Anyway, THE SECRET BRIDE ought to be exciting and emotional, with what James M. Cain called a “love rack” at its centre, the romance creating the suspense, but the concealed marriage of WW and Barbara Stanwyck in the title role never really feels in jeopardy. When Warners went middle-class, they often lost a lot of their oomph. Also, there can be a big difference between 1933 and 1934 Warners pictures — the Code has come in.
But FROM HQ is terrific stuff — part of Warners’ Great Project to document every facet of American society — here, it’s the life of the police station, so we’re in for a kind of CSI: Pre-Code — plus director Dieterle has suddenly gotten really into elaborate and dynamic blocking, with characters crossing frame at speed alla time, the camera relaying from one busy body to another, and Eugene Pallette jumping into shot like an over-inflated jack-in-the box, bellowing his swollen head off. His character is called Sgt. Boggs and that’s just right.

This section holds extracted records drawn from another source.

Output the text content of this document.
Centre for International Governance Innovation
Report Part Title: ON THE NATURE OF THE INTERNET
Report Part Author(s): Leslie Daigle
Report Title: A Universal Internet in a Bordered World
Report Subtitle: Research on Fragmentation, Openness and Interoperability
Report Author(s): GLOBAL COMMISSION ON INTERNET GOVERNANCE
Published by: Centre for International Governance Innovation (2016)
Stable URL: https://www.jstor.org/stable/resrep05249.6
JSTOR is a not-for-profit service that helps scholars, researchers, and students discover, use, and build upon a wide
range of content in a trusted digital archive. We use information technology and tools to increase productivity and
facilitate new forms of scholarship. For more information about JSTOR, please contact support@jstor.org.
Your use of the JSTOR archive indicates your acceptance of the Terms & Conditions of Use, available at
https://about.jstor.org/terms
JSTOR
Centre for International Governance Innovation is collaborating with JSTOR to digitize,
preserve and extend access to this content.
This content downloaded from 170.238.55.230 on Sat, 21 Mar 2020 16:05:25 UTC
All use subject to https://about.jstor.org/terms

George Brent is the lead and his sleepy delivery turns out to be just what the film needs, since everyone else is so overwrought. Margaret Lindsay does a lot of elaborate hand-ringing. Hugh “Woo-woo” Herbert is an ambulance-chasing bail bondsman, offering rates “that’d almost surprise you.”
Dieterle also stages multiple flashbacks to the events around a killing, in long-take subjective camera shots, including one that goes from objective to subjective in a oner, his camera discretely tucking itself into a manservant’s head to look out through his eyes, giving us an actual “what the butler saw” or “first-person butler” sequence.
FOG OVER FRISCO has been described as one of the fastest movies ever made but this one could give it a run for its money. Asides from being a murder mystery, it fits snugly into Warners’ Grand Project to document every aspect of American life: this one stars the police station itself, and spends the first few minutes observing the processing of arrestees, before lingering over forensics, ballistics, interrogation, and even the filing system. Punch cards! High-tech stuff.
Dieterle reportedly hated the pace of Warners films and, left to his own devices, would happily crank out slowies like 6 HOURS TO LIVE, which is only 72 mins but feels like it’s in real time. The strange part is that when Jack Warner cracked the whip, Dieterle went just about faster than anyone else. The actors get splashed with his sweat. FROM HQ goes like a rocket, with the same amount of smoke, noise, sparks and sputtering.